L’absence d’un marché public sur le Vieux-Port de Chicoutimi est tout simplement illogique.

Tournons-nous vers la rivière

CHRONIQUE / En allant assister aux feux d’artifice de la fête du Canada au Vieux-Port de Chicoutimi, il y a deux semaines, j’ai rencontré mon tout premier patron, M. Morin. C’est lui qui m’a offert mon tout premier emploi d’été, dans les défuntes halles du Vieux-Port. Il était le propriétaire de la tout aussi défunte Boulangerie Morin, qui a malheureusement dû mettre la clé sous la porte il y a quelques années déjà. J’ai passé trois étés au Vieux-Port. Des étés achalandés, au cours desquelles je vendais des galettes aux habitués du Vieux-Port, du pain pour les clients qui faisaient leurs emplettes aux halles et du chocolat aux bleuets aux touristes.
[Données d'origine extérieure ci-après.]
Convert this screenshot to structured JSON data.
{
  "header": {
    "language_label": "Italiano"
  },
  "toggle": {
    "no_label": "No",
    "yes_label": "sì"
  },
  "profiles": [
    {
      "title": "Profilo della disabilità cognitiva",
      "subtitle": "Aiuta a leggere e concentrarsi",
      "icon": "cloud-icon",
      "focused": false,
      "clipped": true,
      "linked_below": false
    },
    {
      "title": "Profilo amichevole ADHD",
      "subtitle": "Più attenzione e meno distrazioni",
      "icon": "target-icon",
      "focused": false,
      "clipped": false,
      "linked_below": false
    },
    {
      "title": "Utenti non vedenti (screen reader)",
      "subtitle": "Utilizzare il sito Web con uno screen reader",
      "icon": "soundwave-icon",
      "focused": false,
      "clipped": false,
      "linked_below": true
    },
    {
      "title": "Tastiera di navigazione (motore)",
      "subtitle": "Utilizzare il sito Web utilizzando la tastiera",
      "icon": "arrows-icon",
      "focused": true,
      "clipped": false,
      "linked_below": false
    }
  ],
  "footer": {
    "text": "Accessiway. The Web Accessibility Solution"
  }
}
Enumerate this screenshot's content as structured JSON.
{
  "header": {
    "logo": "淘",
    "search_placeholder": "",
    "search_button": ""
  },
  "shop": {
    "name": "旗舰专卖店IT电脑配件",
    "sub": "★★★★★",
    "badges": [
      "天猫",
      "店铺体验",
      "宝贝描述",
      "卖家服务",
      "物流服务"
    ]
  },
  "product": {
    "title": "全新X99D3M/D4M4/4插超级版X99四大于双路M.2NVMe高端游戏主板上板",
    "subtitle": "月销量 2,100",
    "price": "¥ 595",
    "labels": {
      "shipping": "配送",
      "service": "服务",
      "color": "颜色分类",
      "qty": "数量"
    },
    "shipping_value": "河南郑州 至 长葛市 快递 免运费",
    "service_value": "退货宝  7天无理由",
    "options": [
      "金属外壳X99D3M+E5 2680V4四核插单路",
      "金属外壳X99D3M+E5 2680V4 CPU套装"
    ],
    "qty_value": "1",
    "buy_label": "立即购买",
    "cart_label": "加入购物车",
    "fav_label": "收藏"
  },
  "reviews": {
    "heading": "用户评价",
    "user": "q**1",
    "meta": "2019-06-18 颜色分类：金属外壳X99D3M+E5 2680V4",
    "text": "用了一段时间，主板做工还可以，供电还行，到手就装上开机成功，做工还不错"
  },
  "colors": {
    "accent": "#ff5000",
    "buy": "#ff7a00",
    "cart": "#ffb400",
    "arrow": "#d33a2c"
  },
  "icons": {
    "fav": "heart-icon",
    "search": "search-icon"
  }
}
Dans ce temps-là, la zone portuaire de Chicoutimi était bondée. Et ça me fait un peu de peine de voir ces halles à l’abandon, sans les producteurs d’ici qui vendent leurs produits sous un même toit. 

À l’ère où on encourage l’achat local et où les consommateurs se tournent de plus en plus vers nos propres producteurs, comment se fait-il que nous ayons laissé ce bâtiment se détériorer au point où on a dû l’abandonner ? L’absence d’un marché public, sur un site comme le Vieux-Port de Chicoutimi, est tout simplement illogique.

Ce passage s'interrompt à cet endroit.